Another cancer vaccine that involves strategies to modify or inflame tumor cells by intratumoral administration of oncolytic viruses is Talimogene laherparepvec (T-VEC), which was approved in 2015 by the FDA to treat advanced cases of melanoma skin cancer. This vaccine is made from herpes virus, which has several strains, some of which have been linked to different cancers. The herpes virus type 1 strain is altered in the lab to enable the body to produce cytokines, which are proteins produced by the immune system important for cell signaling, mediate and regulate immunity. T-VEC is injected directly into the tumor and as more cells replicate, it causes cancer cells to burst and die. Such dying cells release new viruses and substances that can generate an immune response against cancer cells.

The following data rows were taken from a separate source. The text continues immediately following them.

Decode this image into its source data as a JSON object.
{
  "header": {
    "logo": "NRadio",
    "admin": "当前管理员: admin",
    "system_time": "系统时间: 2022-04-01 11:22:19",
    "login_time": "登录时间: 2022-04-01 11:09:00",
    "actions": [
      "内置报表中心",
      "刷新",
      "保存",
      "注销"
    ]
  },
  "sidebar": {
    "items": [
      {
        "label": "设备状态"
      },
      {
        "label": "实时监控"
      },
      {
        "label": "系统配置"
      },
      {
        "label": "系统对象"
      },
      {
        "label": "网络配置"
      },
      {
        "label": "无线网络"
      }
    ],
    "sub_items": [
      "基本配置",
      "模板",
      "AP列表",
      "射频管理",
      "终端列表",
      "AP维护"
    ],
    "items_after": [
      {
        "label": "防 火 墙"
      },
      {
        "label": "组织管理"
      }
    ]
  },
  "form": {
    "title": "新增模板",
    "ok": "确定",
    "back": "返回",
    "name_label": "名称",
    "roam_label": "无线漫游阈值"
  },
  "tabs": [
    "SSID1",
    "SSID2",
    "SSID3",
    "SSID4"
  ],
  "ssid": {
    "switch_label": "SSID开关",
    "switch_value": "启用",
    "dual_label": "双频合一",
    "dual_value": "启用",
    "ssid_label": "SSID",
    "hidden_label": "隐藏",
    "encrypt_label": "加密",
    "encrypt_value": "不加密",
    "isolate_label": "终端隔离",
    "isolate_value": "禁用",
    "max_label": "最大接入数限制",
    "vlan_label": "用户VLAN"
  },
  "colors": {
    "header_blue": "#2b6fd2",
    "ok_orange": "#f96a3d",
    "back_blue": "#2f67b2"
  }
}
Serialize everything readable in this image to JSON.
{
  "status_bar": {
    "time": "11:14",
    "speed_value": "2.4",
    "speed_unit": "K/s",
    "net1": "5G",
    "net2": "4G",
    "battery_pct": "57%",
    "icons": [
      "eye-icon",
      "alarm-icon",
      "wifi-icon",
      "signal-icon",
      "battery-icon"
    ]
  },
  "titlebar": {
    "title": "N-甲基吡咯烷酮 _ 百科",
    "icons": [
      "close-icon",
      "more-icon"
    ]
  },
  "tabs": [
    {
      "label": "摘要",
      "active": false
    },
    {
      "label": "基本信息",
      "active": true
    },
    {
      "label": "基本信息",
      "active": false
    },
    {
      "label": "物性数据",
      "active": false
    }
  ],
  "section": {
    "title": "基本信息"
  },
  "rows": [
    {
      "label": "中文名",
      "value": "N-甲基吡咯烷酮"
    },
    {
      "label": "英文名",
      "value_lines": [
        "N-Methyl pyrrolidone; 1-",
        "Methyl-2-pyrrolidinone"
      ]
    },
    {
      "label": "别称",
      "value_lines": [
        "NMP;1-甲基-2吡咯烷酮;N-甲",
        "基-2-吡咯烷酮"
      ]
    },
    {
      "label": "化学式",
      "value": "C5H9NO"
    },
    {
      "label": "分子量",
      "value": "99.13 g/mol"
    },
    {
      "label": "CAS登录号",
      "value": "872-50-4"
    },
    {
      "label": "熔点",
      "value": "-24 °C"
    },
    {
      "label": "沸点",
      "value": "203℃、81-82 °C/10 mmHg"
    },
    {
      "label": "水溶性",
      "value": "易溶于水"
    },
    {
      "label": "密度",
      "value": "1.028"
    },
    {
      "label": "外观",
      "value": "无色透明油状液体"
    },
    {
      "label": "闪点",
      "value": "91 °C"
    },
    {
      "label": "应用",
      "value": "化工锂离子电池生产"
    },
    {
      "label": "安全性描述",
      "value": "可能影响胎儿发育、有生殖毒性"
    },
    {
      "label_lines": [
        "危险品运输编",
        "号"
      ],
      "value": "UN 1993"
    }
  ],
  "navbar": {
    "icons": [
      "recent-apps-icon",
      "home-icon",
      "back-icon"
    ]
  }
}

(Source: Cancer Research Institute; American Cancer Society; Cancer Research UK; Center for Disease Control and Prevention, 2016; Vaccines for Human Diseases, 2020; Clinical Cancer Research, 2020)

Side Effects to Cancer Vaccines

Depending on the type of vaccine administered and its target, side effects may vary. Often times, the vaccine may result in misdirected immune responses, targeting the patient’s healthy cells as well that express the same protein markers. Cancer vaccines may also cause flu-like symptoms such as: fever, chills, weakness, dizziness, nausea, muscle and joint pain, headaches, trouble breathing and high or low blood pressure. More severe side effects to cancer vaccines are allergic reactions. More specifically, the Sipuleucel-T may cause a stroke and the T-VEC vaccine could potentially lead to the development of tumor-lysis syndrome in which the content of the tumor cells are released into the bloodstream once they die. The chemicals released may cause damage to organs in the body such as the kidney, heart and liver. T-VEC could also result in Herpes Virus infection which causes pain, burning and tingling in a blister around the mouth or fingers, eye pain, weakness in the arms and legs, extreme fatigue and mental confusion.

(Source: National Cancer Institute; Cancer Research Institute)

Our Work in Cancer Vaccines

JCWO is currently developing a low cost and potentially safe and effective therapeutic vaccine for breast cancer, named ConvitVax. This therapy is based on past successful experiences of Dr. Jacinto Convit with vaccines for leprosy and cutaneous leishmaniasis. For the treatment of leprosy, he injected BCG with a Mycobacterium leprae suspension, inducing macrophage activation and subsequent destruction of the bacteria. When treating patients with cutaneous leishmaniasis, he applied the same vaccine model using pasteurized leishmania promastigotes with BCG, observing regression of the injury and local disappearance of the parasite. Based on these positive results, and the similarities observed in the immune contributions to the pathology of those diseases and breast cancer, ConvitVax, a personalized therapeutic vaccine for breast cancer was proposed, combining autologous tumor cells with BCG, and low concentrations of formalin.

Preclinical studies and a pilot human experience with ConvitVax have shown that this vaccine effectively reduces tumor growth, evidenced by an extensive tumor elimination, and induces a noticeable infiltration of antitumor-related and plasma cells in the tumor microenvironment with a possible establishment of immune memory. Additionally, this immunotherapy has exhibited a safe profile with minimal side effects. Currently, ConvitVax is approved by the FDA to begin a Phase I clinical trial. Furthermore, combination studies are being studied to potentiate the antitumor effect of the vaccine.